I am new to Functional Analysis .Please review the following proof:
Let $X$ be a Banach space. Let $T:X\to X$ be a invertible linear operator and $M>0$ be such that $\|T^{-k}\|<M$ for all $k\ge 1$.
Prove that $\inf _{n\ge 1} \|T^n(x)\|>0$ for all $x\neq 0$ in $X$
My try:
In order to show that $\inf _{n\ge 1} \|T^n(x)\|>0$ for all $x\neq 0$ in $X$ ;let us fix $x(\neq 0)\in X$ and then we have to show that $\|T^n(x)\|>0$ for all $n\ge 1$.
Without loss of generality let $\|x\|=1$
Again $T$ is invertible so there exists some $T_1$ such that $TT_1=T_1T=I$.
Since $\|T^{-k}\|<M\implies \sup _{\|x\|=1,x\in X}\|T^{-k}(x)\| <M\implies \sup {\|(T^k)^{-1}(x)\|}<M$ $\implies \|T^{-k}(x)\|<M$ for all $x$ with $\|x\|=1$
Now for any linear operator $P$; $P^{-1}$ is defined as $P^{-1}(y)=x$ where $P(x)=y$
Then we have $T^{-k}(x)=y$ where $T^k(y)=x$
Now $\|T^{-k}(x)\|<M$ for all $x$ with $\|x\|=1\implies \|y\|<M$ whenever $\|T^k(y)\|=1$ for all $k\ge 1$
Thus $\inf _{n\ge 1} \|T^n(x)\|>0$ for all $x\neq 0$.I think that there will be some problems as I have not used the fact that $X$ is Banach.

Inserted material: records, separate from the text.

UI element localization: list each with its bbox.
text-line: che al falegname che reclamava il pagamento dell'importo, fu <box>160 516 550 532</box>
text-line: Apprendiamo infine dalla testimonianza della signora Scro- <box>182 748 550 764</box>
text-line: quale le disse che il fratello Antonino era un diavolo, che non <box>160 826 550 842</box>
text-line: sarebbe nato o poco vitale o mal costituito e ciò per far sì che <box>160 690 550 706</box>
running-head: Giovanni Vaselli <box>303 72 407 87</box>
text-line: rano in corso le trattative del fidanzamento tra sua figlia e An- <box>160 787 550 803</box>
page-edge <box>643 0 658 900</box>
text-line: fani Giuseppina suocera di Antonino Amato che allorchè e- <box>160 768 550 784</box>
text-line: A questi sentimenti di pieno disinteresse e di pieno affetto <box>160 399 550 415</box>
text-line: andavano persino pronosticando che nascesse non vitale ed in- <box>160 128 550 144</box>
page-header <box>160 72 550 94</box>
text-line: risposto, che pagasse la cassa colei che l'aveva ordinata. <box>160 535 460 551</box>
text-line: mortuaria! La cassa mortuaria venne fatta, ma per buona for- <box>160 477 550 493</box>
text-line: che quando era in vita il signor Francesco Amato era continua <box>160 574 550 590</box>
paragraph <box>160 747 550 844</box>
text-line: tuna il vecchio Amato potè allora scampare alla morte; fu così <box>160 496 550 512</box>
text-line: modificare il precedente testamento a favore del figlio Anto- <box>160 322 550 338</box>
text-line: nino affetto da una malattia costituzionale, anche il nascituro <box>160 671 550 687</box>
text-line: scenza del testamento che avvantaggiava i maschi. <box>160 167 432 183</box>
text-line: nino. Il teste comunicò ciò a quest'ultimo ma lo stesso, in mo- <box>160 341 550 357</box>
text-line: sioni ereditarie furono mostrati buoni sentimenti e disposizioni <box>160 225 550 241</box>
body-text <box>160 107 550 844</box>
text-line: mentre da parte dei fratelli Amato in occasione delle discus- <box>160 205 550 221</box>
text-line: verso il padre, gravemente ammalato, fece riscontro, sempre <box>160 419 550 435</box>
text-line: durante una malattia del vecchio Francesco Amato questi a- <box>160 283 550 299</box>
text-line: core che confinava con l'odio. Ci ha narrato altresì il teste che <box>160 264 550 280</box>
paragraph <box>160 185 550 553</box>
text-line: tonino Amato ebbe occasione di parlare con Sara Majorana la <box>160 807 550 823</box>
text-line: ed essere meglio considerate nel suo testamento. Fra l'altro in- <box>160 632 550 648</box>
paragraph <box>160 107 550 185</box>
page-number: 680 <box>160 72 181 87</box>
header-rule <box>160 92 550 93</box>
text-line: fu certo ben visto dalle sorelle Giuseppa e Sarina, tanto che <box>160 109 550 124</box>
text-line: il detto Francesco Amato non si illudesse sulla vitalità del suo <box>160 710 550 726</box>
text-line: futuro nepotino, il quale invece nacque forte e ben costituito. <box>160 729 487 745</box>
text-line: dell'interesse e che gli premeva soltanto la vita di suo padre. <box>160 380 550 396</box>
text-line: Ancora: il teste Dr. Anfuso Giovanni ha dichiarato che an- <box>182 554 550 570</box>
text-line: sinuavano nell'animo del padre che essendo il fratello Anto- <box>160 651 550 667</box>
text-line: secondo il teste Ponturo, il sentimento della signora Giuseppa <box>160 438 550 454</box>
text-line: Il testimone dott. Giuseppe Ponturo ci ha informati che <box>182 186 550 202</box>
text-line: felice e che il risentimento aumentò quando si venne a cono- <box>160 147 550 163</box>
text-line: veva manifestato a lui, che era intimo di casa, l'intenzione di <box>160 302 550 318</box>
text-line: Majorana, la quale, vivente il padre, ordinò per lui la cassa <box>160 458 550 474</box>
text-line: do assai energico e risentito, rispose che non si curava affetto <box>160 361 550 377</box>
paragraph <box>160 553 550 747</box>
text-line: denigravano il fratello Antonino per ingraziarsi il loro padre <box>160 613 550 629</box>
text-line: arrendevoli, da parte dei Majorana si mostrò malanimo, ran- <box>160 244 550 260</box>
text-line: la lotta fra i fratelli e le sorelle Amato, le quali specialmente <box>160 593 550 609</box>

Please check this proof and suggest edits if required. Looking forward to you all.
By assumption there exists $M>0$ such that for all $y\in X$, $n\ge 1$:
$$ \|T^{-n} (y)\|\le M\|y\|.$$
Let $x$ be given. Set $y=T^n x$. To obtain
$$ \|x\| = \|T^{-n} (T^n x) \| \le M \|T^n x\| .$$
Therefore
$$\inf_{n} \|T^n x\| \ge \frac{\|x\|}{M}.$$